2.3.3 Ranking of regions and promoters
TDF also provides simple approaches to rank target regions and promoters. Two statistics are based on DBS: the number of DBSs associated with the region and the percentage of the base pairs covered by at least one DBS. TDF also allows the inclusion of experimental evidence, e.g. gene expression fold change or scores of ChiRP-Seq peaks, as an external criteria for ranking. TDF provides a combined statistic using the sum of ranks approach. Moreover, TDF produces as result an HTML interface allowing the user to select the criteria for ranking candidate target regions. For the promoter test, TDF also shows the genes associated with the promoter. For the genomic region test, for each of the genomic regions the closest upstream and downstream genes in the neighborhood of at least 50kbs of the region.
3 Results
3.1 Fendrr
Grote et al. (2013) identified the lncRNA FENDRR and studied its involvement in mouse development using knock down experiments. They demonstrate that FENDRR plays a role in ES cell differentiation via gene chromatin modifications. They also show that FENDRR forms a triple helix in the promoters of Foxf1 and Pitx2.
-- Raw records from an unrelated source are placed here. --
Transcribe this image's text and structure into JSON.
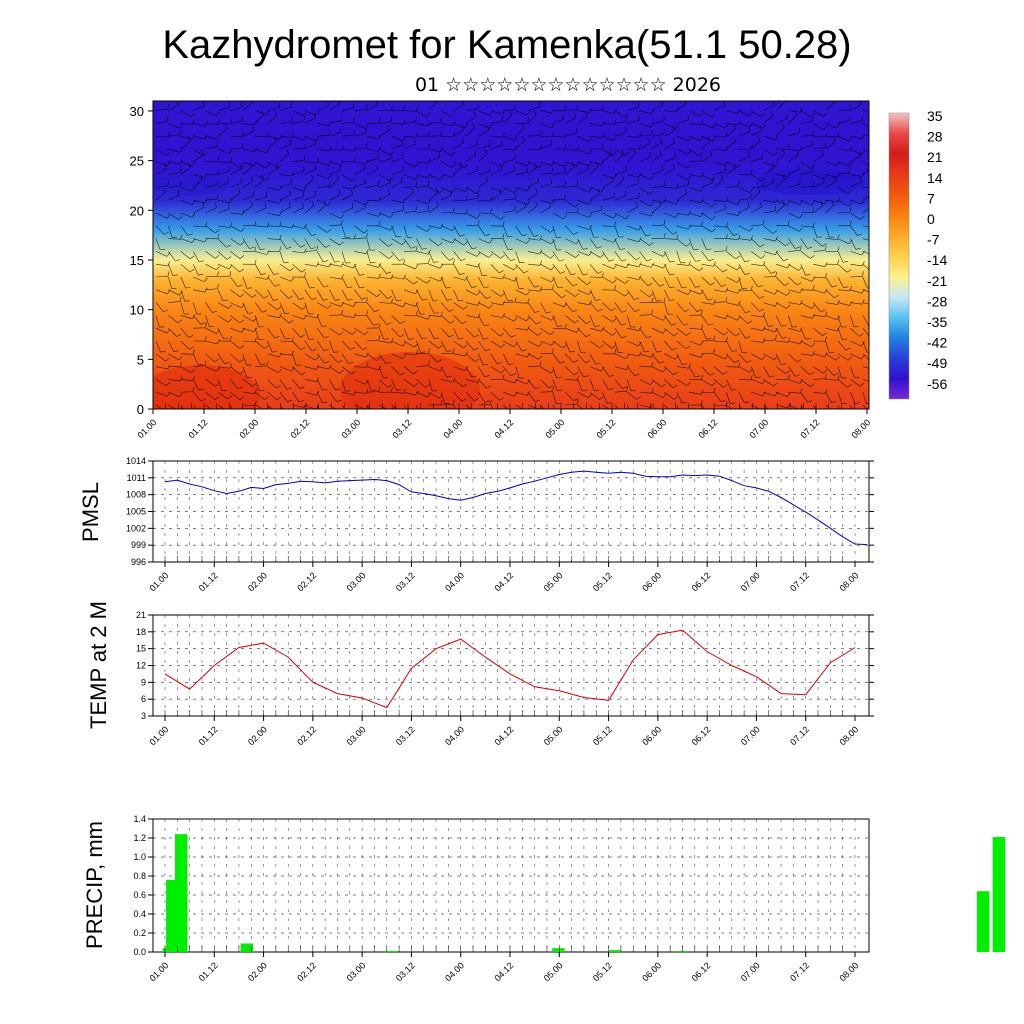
{
  "title": "Kazhydromet for Kamenka(51.1 50.28)",
  "subtitle": "01 ☆☆☆☆☆☆☆☆☆☆☆☆☆ 2026",
  "x_ticks": [
    "01.00",
    "01.12",
    "02.00",
    "02.12",
    "03.00",
    "03.12",
    "04.00",
    "04.12",
    "05.00",
    "05.12",
    "06.00",
    "06.12",
    "07.00",
    "07.12",
    "08.00"
  ],
  "chart_data": [
    {
      "type": "heatmap",
      "name": "vertical cross-section (temperature shading with wind barbs)",
      "y_ticks": [
        "0",
        "5",
        "10",
        "15",
        "20",
        "25",
        "30"
      ],
      "ylim": [
        0,
        31
      ],
      "colorbar": {
        "labels": [
          "35",
          "28",
          "21",
          "14",
          "7",
          "0",
          "-7",
          "-14",
          "-21",
          "-28",
          "-35",
          "-42",
          "-49",
          "-56"
        ],
        "colors": [
          "#f2c4c4",
          "#e84a4a",
          "#d51a1a",
          "#e83a1a",
          "#f05a10",
          "#f88010",
          "#fcaa28",
          "#fdd04a",
          "#fdf08a",
          "#c8e8f8",
          "#58c4f0",
          "#2080e0",
          "#2a40d8",
          "#3010d0",
          "#7828d8"
        ]
      },
      "temperature_profile": [
        [
          0,
          16
        ],
        [
          5,
          9
        ],
        [
          10,
          1
        ],
        [
          13,
          -7
        ],
        [
          15,
          -20
        ],
        [
          18,
          -38
        ],
        [
          21,
          -52
        ],
        [
          24,
          -55
        ],
        [
          27,
          -56
        ],
        [
          30,
          -55
        ]
      ]
    },
    {
      "type": "line",
      "ylabel": "PMSL",
      "y_ticks": [
        "996",
        "999",
        "1002",
        "1005",
        "1008",
        "1011",
        "1014"
      ],
      "ylim": [
        996,
        1014
      ],
      "color": "#0000cc",
      "x": [
        0,
        1,
        2,
        3,
        4,
        5,
        6,
        7,
        8,
        9,
        10,
        11,
        12,
        13,
        14,
        15,
        16,
        17,
        18,
        19,
        20,
        21,
        22,
        23,
        24,
        25,
        26,
        27,
        28,
        29,
        30,
        31,
        32,
        33,
        34,
        35,
        36,
        37,
        38,
        39,
        40,
        41,
        42,
        43,
        44,
        45,
        46,
        47,
        48,
        49,
        50,
        51,
        52,
        53,
        54,
        55,
        56,
        57
      ],
      "values": [
        1010.3,
        1010.6,
        1009.9,
        1009.4,
        1008.7,
        1008.2,
        1008.6,
        1009.3,
        1009.1,
        1009.8,
        1010.0,
        1010.4,
        1010.3,
        1010.1,
        1010.4,
        1010.5,
        1010.6,
        1010.7,
        1010.5,
        1009.8,
        1008.5,
        1008.2,
        1007.8,
        1007.3,
        1007.0,
        1007.5,
        1008.2,
        1008.6,
        1009.2,
        1009.9,
        1010.4,
        1011.0,
        1011.6,
        1012.0,
        1012.2,
        1012.0,
        1011.8,
        1012.0,
        1011.8,
        1011.3,
        1011.2,
        1011.2,
        1011.5,
        1011.4,
        1011.5,
        1011.3,
        1010.5,
        1009.6,
        1009.2,
        1008.6,
        1007.5,
        1006.2,
        1004.9,
        1003.5,
        1002.0,
        1000.5,
        999.2,
        999.1
      ]
    },
    {
      "type": "line",
      "ylabel": "TEMP at 2 M",
      "y_ticks": [
        "3",
        "6",
        "9",
        "12",
        "15",
        "18",
        "21"
      ],
      "ylim": [
        3,
        21
      ],
      "color": "#dd0000",
      "x": [
        0,
        2,
        4,
        6,
        8,
        10,
        12,
        14,
        16,
        18,
        20,
        22,
        24,
        26,
        28,
        30,
        32,
        34,
        36,
        38,
        40,
        42,
        44,
        46,
        48,
        50,
        52,
        54,
        56
      ],
      "values": [
        10.5,
        7.8,
        12.0,
        15.2,
        16.0,
        13.5,
        9.0,
        7.0,
        6.2,
        4.5,
        11.5,
        15.0,
        16.7,
        13.5,
        10.5,
        8.2,
        7.5,
        6.3,
        5.8,
        13.0,
        17.5,
        18.3,
        14.5,
        12.0,
        10.0,
        7.0,
        6.8,
        12.5,
        15.2
      ]
    },
    {
      "type": "bar",
      "ylabel": "PRECIP, mm",
      "y_ticks": [
        "0.0",
        "0.2",
        "0.4",
        "0.6",
        "0.8",
        "1.0",
        "1.2",
        "1.4"
      ],
      "ylim": [
        0,
        1.4
      ],
      "color": "#00ee00",
      "bars": [
        [
          0.04,
          0.04
        ],
        [
          0.075,
          0.76
        ],
        [
          0.12,
          0.17
        ],
        [
          0.165,
          1.24
        ],
        [
          0.83,
          0.09
        ],
        [
          2.29,
          0.01
        ],
        [
          3.99,
          0.04
        ],
        [
          4.57,
          0.02
        ],
        [
          5.24,
          0.01
        ],
        [
          8.3,
          0.64
        ],
        [
          8.46,
          1.21
        ]
      ]
    }
  ]
}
To define genes potentially targeted by FENDRR, we obtained the FPKM (fragments per kilo-base per million fragments mapped) table provided in Gene Expression Omnibus (GSE43078). We calculated the log2 fold change between FENDRR siRNA and Control. Genes with a 2-fold change are defined as differentially expressed (1507 genes). We also included genes analyzed by Grote et al. (2013), which were not present in our gene list.
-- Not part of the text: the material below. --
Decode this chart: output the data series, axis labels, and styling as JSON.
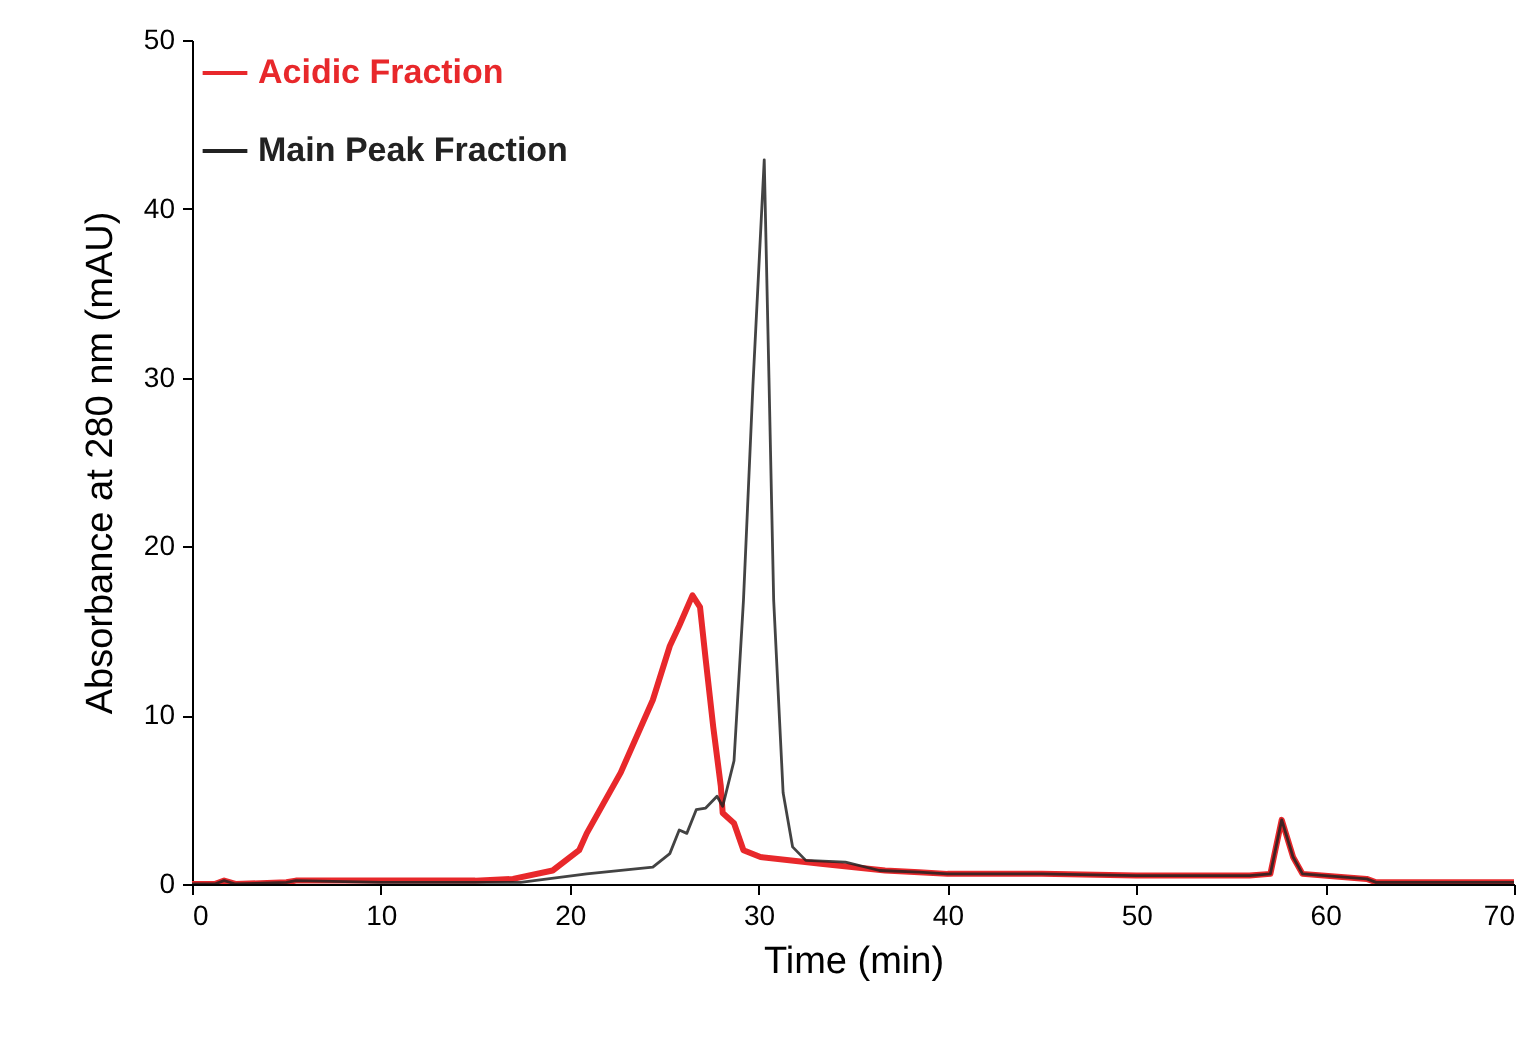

We used the promoter test to detect potential triple helix binding sites of FENDRR in the upstream regions of each gene (1kb). Triple helix binding sites had at least 15 bps with up to 20% of error. As shown in Figure 2 and Table 1, we find 4 significantly enriched DNA binding domains. The DBS with the smallest p-value (2.0e-12; 1502-1565) matches the DBD experimentally verified in Grote et al. (2013). Moreover, TDF ranking criteria indicate PITX2 as the 4th gene with the highest number of DBSs and FOXF1 as also the 4th taking into account the sum of ranks (Table 2).
3.2 Terc
We obtained regions from TERC ChiRP-Seq on HeLa cells (Chu et al., 2011a) from the Gene Expression Omnibus (GSE31332). We used the genomic region test to estimate whether TERC forms triple helices within the 2198 target regions found with ChiRP-seq. Triple helix binding sites have at least 15 base pairs and maximum error of 20% (default). We used L = 10,000 random nontarget regions. As shown in Figure 3 and Table 3, TDF finds 4 significant DNA binding domains within TERC.
3.3 MEG3
We obtained the binding regions of MEG3 in human breast cancer cell line (BT-549) from (Mondal et al., 2015). A chromatin oligo affinity precipitation (ChOP) method followed by sequencing revealed 532 binding sites of Meg3. We applied them to genomic region test of TDF to evaluate the triple helix binding affinity of MEG3 in these regions. As shown in Figure 4 and Table 4, TDF finds seven significant DNA binding domains within MEG3.The DBD with highest number of target DNA regions corresponts to the binding domain, which was show to binding to an enhancer of TGFBR1 via triple helices (Mondal et al., 2015). The enhancer region is however only the top
4 Discussion
Long non-coding RNAs have the unique capacity of interacting with several DNA, RNA or proteins simutaneously (Guttman and Rinn, 2012; Johnson and Guig´o, 2014). In this context, the computational characterization of such interaction domains is an very important step for understanding lncRNA function. We describe here the first method to detect DNA interactions domains formed via triple helices by statistical analysis of target DNA regions originated from high throughput functional experiments. Our method is not only able to detect validated DNA binding domain of FENDRR and MEG3 and its targets genes, as it shows statistical evidence that several lncRNAs have triple helix forming domains.